In order to give him something to learn with, we introduced a base allowance he gets in addition to whatever he earns. He’s also set up his very own budget in YNAB. He’s planned his spending categories (mostly video games) and even included some savings goals for future expenses (birthdays, Christmas, Valentine’s) so he can plan ahead.
Most exciting is, in spite of his desire for a multitude of games, he’s chosen to put the bulk of his money into savings categories because he wants to buy his best friend a gift for Valentine’s Day.
Mrs. Go From Broke, aka: Budget Happy Mom
On my part, I’ve been focusing on checking our category balances before making purchases. When I look back at my years of unsuccessful budgeting, I think this is where I faltered the most. I was always overspending figuring the next paycheck would cover it. I would just move money around to different categories when we got paid again.
I was basically embracing the idea of rolling with the punches but didn’t realize I was only punching myself in the face.
This month has been a game changer for me. At this point, I’m thrilled to say all my categories are green (no overspending) and any WAMing was done intentionally and in advance of spending.
For example, Mr. GFB had a special circumstance that required him to eat out at work for a week. He told me in advance and we made the decision to move money from the Dining Out and Entertainment categories to cover the expense. It meant he had to choose how much to spend and manage it to last, as well as give up any pizza weekend or movies this month.

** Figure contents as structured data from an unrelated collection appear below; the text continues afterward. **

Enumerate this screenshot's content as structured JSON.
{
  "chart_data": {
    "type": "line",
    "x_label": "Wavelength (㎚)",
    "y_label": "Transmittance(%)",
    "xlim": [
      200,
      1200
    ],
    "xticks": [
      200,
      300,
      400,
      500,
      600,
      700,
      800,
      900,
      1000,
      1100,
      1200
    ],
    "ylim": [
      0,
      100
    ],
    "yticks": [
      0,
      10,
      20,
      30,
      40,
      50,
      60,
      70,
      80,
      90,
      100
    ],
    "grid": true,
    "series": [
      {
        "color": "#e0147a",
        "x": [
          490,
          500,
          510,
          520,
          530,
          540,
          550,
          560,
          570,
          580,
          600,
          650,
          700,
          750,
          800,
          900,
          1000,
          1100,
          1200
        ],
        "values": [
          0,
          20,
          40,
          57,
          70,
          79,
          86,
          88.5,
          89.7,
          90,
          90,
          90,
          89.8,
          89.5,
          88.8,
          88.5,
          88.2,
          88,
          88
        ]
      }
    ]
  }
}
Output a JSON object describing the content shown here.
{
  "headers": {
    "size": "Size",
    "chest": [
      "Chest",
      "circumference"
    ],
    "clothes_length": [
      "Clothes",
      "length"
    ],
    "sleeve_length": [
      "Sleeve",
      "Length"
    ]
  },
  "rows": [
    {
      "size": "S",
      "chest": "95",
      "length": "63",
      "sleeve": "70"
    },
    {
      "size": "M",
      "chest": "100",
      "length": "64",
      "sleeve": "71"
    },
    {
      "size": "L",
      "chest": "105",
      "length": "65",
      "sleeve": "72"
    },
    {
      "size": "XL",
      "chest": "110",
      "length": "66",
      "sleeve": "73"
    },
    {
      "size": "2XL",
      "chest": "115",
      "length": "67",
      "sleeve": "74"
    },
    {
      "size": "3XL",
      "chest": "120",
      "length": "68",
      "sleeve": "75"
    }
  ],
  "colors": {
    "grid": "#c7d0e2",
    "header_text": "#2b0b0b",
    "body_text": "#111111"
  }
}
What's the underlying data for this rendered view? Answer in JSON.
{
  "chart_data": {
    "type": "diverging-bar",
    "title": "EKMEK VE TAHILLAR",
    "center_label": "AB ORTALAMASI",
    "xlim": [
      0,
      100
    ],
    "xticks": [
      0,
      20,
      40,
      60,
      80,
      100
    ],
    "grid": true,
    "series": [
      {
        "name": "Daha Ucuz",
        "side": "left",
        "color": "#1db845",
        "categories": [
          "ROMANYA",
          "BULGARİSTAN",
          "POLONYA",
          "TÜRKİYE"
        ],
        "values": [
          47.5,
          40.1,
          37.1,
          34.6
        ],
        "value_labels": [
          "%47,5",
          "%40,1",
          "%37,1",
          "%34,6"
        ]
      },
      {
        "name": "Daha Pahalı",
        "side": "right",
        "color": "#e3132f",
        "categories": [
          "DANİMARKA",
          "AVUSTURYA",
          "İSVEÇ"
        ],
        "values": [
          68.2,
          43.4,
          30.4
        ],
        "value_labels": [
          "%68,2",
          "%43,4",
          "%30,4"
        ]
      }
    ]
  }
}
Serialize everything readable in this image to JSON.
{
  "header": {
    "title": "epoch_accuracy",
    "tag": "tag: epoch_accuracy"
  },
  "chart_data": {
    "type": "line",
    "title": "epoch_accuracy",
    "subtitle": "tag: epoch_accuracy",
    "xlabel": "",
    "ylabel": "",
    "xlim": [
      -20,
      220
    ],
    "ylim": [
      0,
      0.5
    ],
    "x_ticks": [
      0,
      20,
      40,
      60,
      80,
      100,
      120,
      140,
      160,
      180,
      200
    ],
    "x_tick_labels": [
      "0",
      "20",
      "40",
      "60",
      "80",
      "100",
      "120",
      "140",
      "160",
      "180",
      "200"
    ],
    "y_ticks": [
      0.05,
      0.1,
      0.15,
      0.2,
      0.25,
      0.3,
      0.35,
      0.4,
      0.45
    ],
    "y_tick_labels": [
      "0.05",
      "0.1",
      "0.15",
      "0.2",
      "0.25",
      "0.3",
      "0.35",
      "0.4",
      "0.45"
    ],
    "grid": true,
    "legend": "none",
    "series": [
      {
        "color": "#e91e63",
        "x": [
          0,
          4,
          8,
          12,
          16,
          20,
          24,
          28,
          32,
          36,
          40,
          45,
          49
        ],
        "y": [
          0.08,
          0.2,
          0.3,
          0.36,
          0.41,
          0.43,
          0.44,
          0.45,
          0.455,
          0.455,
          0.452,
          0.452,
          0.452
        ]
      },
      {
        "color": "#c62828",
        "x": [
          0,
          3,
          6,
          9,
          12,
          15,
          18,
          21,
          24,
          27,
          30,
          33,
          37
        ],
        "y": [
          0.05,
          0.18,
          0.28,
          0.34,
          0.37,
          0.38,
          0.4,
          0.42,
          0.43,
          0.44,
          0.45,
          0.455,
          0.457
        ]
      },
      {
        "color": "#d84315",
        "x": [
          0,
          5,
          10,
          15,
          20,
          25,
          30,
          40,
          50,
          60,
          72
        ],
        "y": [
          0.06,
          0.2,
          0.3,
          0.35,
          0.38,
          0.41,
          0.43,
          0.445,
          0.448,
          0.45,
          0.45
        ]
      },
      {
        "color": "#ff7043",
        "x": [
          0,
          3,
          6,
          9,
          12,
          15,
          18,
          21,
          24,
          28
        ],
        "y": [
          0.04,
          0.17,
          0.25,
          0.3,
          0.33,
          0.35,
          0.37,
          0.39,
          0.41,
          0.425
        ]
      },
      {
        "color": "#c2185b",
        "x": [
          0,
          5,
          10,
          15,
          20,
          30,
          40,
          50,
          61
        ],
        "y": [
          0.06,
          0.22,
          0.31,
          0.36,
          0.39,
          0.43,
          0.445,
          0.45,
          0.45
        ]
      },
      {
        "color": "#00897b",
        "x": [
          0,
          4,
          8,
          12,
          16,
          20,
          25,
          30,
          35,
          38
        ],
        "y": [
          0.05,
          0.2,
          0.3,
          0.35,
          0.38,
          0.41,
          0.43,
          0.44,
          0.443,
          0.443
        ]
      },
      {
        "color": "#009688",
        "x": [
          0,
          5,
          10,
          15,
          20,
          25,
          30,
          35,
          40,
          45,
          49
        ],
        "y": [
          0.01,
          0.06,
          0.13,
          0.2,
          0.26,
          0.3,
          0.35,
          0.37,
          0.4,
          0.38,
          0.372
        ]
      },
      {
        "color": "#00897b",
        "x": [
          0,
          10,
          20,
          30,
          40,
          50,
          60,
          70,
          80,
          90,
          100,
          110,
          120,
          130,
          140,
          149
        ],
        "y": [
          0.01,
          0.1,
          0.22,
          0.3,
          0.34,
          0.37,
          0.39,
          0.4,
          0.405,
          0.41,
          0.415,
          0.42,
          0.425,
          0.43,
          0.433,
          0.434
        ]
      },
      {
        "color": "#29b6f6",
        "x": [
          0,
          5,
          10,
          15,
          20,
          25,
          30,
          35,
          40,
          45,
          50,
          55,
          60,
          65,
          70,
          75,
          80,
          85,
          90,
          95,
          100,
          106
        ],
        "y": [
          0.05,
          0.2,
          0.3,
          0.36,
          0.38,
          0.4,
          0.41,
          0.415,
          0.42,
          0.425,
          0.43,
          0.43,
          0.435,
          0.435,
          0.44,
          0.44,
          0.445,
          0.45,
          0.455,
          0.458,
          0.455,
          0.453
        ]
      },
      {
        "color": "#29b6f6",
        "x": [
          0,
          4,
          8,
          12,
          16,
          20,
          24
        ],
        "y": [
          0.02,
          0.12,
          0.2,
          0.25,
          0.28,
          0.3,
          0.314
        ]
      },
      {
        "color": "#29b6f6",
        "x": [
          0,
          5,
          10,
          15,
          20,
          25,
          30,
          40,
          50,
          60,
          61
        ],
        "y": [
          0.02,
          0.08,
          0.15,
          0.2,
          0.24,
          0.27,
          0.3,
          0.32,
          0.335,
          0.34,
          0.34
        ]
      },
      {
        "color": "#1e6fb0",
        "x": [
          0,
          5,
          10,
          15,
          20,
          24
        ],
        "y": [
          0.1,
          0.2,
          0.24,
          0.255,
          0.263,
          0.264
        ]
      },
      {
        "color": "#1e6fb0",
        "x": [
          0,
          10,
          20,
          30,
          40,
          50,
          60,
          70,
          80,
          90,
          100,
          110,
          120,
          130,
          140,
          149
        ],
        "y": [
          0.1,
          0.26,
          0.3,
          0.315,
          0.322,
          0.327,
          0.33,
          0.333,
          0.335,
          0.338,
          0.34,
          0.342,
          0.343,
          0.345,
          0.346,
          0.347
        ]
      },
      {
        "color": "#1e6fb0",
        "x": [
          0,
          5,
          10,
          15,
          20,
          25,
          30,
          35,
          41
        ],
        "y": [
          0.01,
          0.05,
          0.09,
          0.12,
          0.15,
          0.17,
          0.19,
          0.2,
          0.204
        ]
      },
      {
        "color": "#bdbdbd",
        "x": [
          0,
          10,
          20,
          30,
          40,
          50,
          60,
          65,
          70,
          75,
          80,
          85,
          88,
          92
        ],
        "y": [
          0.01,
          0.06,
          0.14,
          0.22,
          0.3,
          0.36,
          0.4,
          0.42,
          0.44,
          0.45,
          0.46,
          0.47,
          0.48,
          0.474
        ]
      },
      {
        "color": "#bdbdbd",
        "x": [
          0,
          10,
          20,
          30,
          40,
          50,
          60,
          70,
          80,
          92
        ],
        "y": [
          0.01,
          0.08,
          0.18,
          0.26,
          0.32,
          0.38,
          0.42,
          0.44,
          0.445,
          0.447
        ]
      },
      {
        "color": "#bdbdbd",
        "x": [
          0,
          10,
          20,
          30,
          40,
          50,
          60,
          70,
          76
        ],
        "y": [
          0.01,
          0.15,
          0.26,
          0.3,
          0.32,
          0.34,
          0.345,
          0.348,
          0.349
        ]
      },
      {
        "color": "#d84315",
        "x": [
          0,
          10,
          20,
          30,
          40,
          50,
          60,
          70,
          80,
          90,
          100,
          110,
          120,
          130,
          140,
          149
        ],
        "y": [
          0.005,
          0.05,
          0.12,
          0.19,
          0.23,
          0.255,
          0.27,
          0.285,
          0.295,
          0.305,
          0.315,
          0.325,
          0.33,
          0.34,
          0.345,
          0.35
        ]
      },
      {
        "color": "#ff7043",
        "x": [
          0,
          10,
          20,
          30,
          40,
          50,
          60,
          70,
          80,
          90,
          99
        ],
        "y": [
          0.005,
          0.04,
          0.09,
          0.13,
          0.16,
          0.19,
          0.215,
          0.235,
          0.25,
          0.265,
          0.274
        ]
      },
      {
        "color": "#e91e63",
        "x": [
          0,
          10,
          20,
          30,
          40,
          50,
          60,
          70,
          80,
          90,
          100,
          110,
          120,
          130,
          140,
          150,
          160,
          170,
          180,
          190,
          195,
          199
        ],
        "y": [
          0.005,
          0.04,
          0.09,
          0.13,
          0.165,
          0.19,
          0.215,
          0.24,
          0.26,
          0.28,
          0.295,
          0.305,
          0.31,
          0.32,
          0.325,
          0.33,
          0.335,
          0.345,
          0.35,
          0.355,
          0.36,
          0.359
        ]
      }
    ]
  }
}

But we did it! We pre-WAMed it, he didn’t overspend, we didn’t go out and I’m so excited I’m not sitting here stressed and trying to figure out how to cover it without tapping into our savings goals.
Looking ahead to February, I want to continue with what I have been doing, but also challenge us to save up the equivalent of a full paycheck. We’re going to all need to really focus on our spending to get there so part of my strategy is to establish a family budget time to go over our plan and have everyone on board.
It may end up taking more than just February to get there, but if we stay diligent and keep focused on why we’re budgeting in the first place, I think we can make it happen.
Our State of the Household
As part of my desire for full disclosure, I’ve set up a Personal Capital account to track our net worth. This includes our assets and liabilities. I’ve not included Mr. GFB’s retirement since it’s automatic and comes out before we get paid. I want to really focus on the things we have more control over.
I may add it in later, but we’ve been pretty aggressive with what we put in there so it makes me feel a sense of false security when I see the balance. I know regardless of how well that account is doing, until we are more successful in deliberately spending and saving, it won’t last us through retirement anyway. Maybe once we’re debt free I’ll add it in to have the full picture.
So as of January 31, 2018 here’s where we stand:
If you’re inspired or just curious to know where you stand, I encourage you to sign up for a Personal Capital account as well. I haven’t taken a deep dive into all the data they offer, but at a glance I think it’s a good tool to track where you are and eventually look back to see how far you’ve come.
*That’s YNAB groupie speak for whack-a-mole, the process of moving money from one category to cover spending in another.